(Andy Matthews/NPRI) – “Facts,” John Adams once famously said, “are stubborn things.”
I recalled this quote while reading Kyle Gillis’ coverage of Sen. Harry Reid’s fifth annual National Clean Energy Summit, which was held Tuesday in Las Vegas.
A constant theme at these summits has been that “investing” (i.e., spending large sums of taxpayer dollars) in renewable-energy projects will do more than simply produce environmental benefits. It will also be a boon to job creation and economic growth. On Tuesday, former president Bill Clinton, the event’s keynote speaker, sounded that now-familiar note, saying that if each state were to adopt a renewable-energy standard, it would “put a lot of people back to work.”

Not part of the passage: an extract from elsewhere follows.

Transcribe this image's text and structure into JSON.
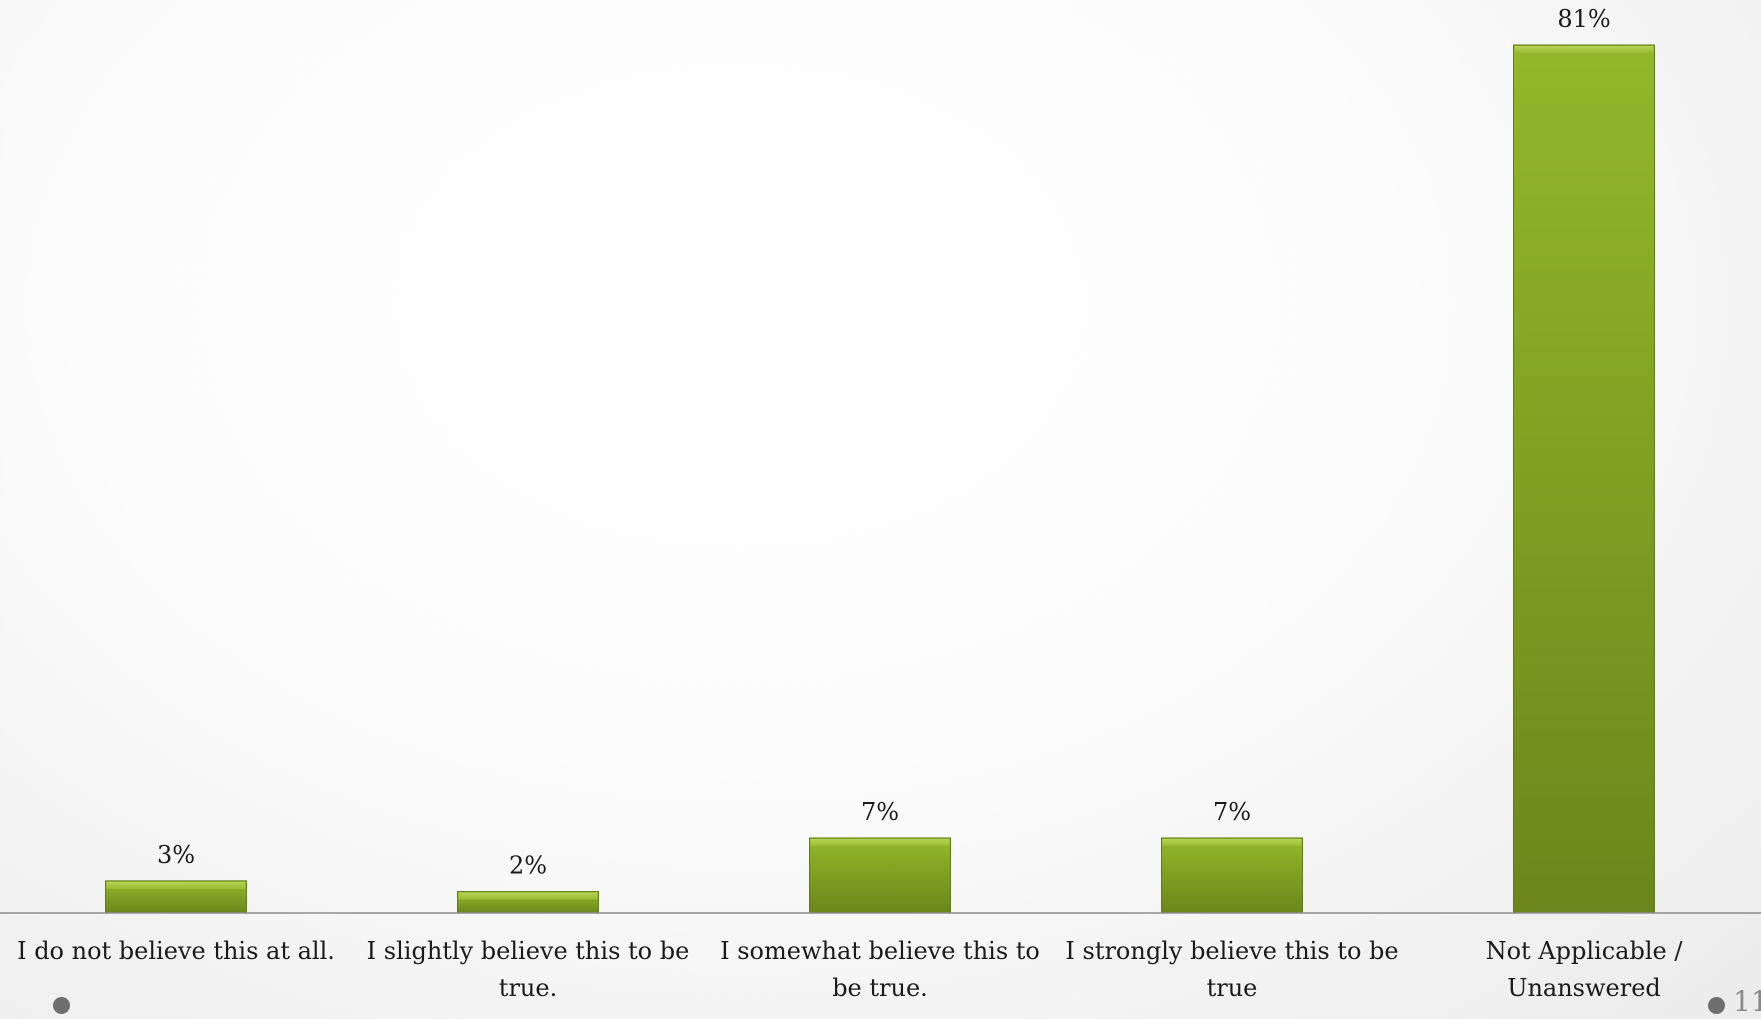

It’s a contention we hear often from the current administration as well. On the same day Reid held his Las Vegas summit, the White House issued a press release announcing that it was expediting approval for “seven nationally and regionally significant solar and wind energy projects,” which Secretary of the Interior Ken Salazar says “have great potential to grow our nation’s energy independence, drive job creation, and power economies across the west.”
The problem is that this “potential” has been put to the test, over and over. Instead of debating the theoretical, we can actually see — and evaluate — the tangible results. And while we’re constantly being told that public subsidies in renewable-energy projects will drive job growth, the stubborn facts say otherwise.
As Kyle reported in his story previewing Tuesday’s summit, “over $1.3 billion in federal funds funneled into geothermal, solar and wind projects [in Nevada] since 2009 has yielded and is projected to yield just 288 permanent, full-time jobs. That’s an initial cost of over $4.6 million per job.”
I had a chance to appear on the Fox Business Network this week to discuss this story, and I highlighted a few examples of how substantial federal funding of renewable-energy projects has failed to produce the predicted surge in green-energy jobs. One particularly egregious example is a solar plant in Primm that is set to receive $50 million but employs only two people full-time. (Click here to view the video)
After years of rosy assurances and more than $1.3 billion in handouts in Nevada alone, we’re not getting anywhere near the return on our “investments” that renewable-energy advocates promised. By their own standards, their policies have failed. And this is to say nothing of the additional fact that renewable energy costs up to four times more than electricity from coal and natural gas.
Unless and until the renewable-energy sectors find a way to offer their products in a way that is respectful of the laws of economics — at which point there should be no need for government subsidies — they are simply not viable solutions to our energy (or economic) challenges.
It’s long past time for devotees of the green cause to face that simple fact, and to stop throwing taxpayers’ hard-earned money down the renewable-energy sinkhole.